Jacques-Antoine Manuel (10 December 1775 – 20 August 1827) was a French lawyer, politician, and noted orator.

==Biography==
Manuel was born in the hamlet of La Conchette, in Enchastrayes (Alpes-de-Haute-Provence), near Barcelonette. His family included judges and attorneys who had established careers in the Ubaye Valley. At age seventeen, he joined the army, soon becoming an officer. He fought in the Italian campaigns under Napoleon Bonaparte, notably in the Battle of the Bridge of Arcole where he was wounded ending his military career.

Manuel returned to civilian life in 1797 and practiced law. In 1814, he was chosen as a member of the Chamber of Deputies (France), and in 1815 he urged the claim of Napoleon's son to the French throne and protested against the restoration of the Bourbons. After this event, he actively opposed the government, his eloquence making him the foremost orator among the members of the Left.
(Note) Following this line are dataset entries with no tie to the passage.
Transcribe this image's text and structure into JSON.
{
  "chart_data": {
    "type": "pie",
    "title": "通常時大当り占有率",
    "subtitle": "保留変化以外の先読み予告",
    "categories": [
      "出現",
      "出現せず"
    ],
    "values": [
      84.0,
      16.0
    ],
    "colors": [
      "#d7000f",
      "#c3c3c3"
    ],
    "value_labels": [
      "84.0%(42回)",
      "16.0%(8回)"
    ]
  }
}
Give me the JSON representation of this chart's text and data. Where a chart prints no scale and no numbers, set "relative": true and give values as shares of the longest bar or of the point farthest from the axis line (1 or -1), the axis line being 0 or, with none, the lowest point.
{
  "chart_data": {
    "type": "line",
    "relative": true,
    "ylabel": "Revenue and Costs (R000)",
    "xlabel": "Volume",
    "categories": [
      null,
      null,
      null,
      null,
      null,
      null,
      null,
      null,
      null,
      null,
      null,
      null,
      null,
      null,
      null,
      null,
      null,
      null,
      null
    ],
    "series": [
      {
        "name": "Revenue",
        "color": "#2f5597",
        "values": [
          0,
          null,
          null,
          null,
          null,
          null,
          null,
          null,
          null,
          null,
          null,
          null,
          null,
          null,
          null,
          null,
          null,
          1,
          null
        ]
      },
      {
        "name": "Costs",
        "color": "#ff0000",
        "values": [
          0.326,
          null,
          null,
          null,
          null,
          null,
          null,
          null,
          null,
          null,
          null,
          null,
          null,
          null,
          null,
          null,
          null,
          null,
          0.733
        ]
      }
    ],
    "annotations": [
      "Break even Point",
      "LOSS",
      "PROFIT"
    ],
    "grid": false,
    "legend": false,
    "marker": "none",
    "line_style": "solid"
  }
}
In February 1823, his opposition to the French march into Spain (the Spanish Expedition) to help Ferdinand VII against his rebellious subjects produced tumult in the Chamber of Deputies. In his opposition to the French invasion, Manuel implied (although he was unable to finish speaking because he was shouted down) that the Spanish king would be in a similar position as Louis XVI had been during the Revolution, and a cornered Spanish people might react by executing Ferdinand. He meant it as a warning against intervention, but was accused of levying a "defense of regicide". In an illegal interpretation of legislative rules Manuel was expelled by the ultraroyalist majority in the Chambers, but he refused to accept this censure, and force was employed to physically remove him. The incident was mentioned by Victor Hugo in his famously scathing work "Les Châtiments" ("Castigations").

Manuel died in 1827 at age 51. His funeral cortege was followed by tens of thousands of mourners on the way to his burial at Père Lachaise Cemetery. Pierre-Jean de Béranger, the celebrated songwriter, was buried beside him 30 years later.